Peers must rest for three weeks
Belgian Chris Peers (Cofidis) will have to take three weeks rest, according to his team, in order to recover fully from his accident in the Driedaagse Van de Panne last month. Peers was examined again last week in Amiens, and he is still suffering from an inflamed hip.
48th Quatre Jours de Dunkerque
This year's edition of the Quatre Jours de Dunkerque takes place over five days between May 8-12. True to its name however are the start and finish locations in Dunkerque, the famous coastal town in the north west of France. The race is divided into six stages, with the split road - time trial stage being held on May 10. It is classified as 2.1, meaning that it is at the upper end of the UCI points scale.
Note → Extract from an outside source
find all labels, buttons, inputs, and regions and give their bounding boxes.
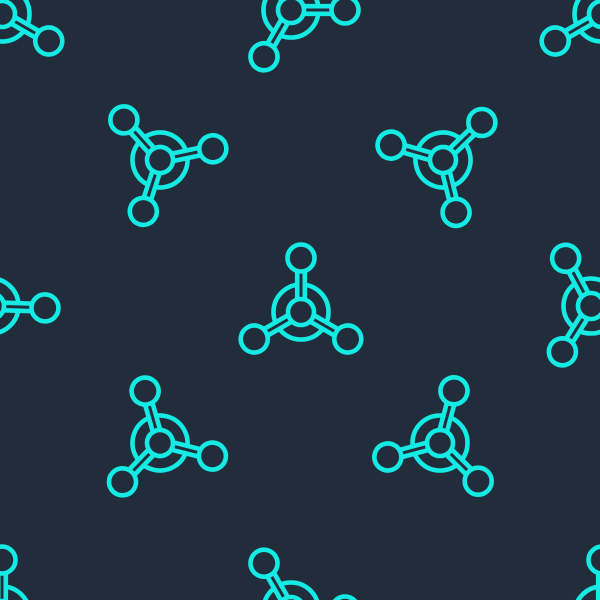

Last year's winner Didier Rous will be present with his Bonjour squad, that has dominated several French one day races this season. But he will face some strong competition with the likes of Laurent Jalabert (CSC) looking for another good result after winning in Denmark on Sunday, World Champion Oscar Freire (Mapei), Christophe Moreau and Jens Voigt (Credit Agricole), and sprinters Jan Svorada (Lampre), Jimmy Casper and Baden Cooke (FdJ), Roman Vainsteins (Domo).
56th Tour de Picardie
Held over three days starting Friday May 17 is the Tour de Picardie (formerly known as the Tour de l'Oise). The race starts with a 174 km stage from Abbeville to Saint-Quentin on Friday, followed by a 183.5 km stage from Saint-Quentin to Beauvais on Saturday, and finishing with 166 km from Grandvilliers to Fort-Mahon on Sunday.
The race will feature several top riders coming back from injury, including 1999 winner Jaan Kirsipuu, Credit Agricole's Stuart O'Grady and Lotto's Andrei Tchmil. 18 teams will ride, including all eight French teams.
Correction: Zampieri and McNeill
Yesterday we reported the seemingly happy news that Swiss pro Steve Zampieri and Andrea McNeill would be married in the near future. Although the pair do know each other, there are certainly no plans for marriage. The original message that we received was unfortunately misleading. Cyclingnews apologises for any confusion caused, and wish both Steve and Andrea the best for the future.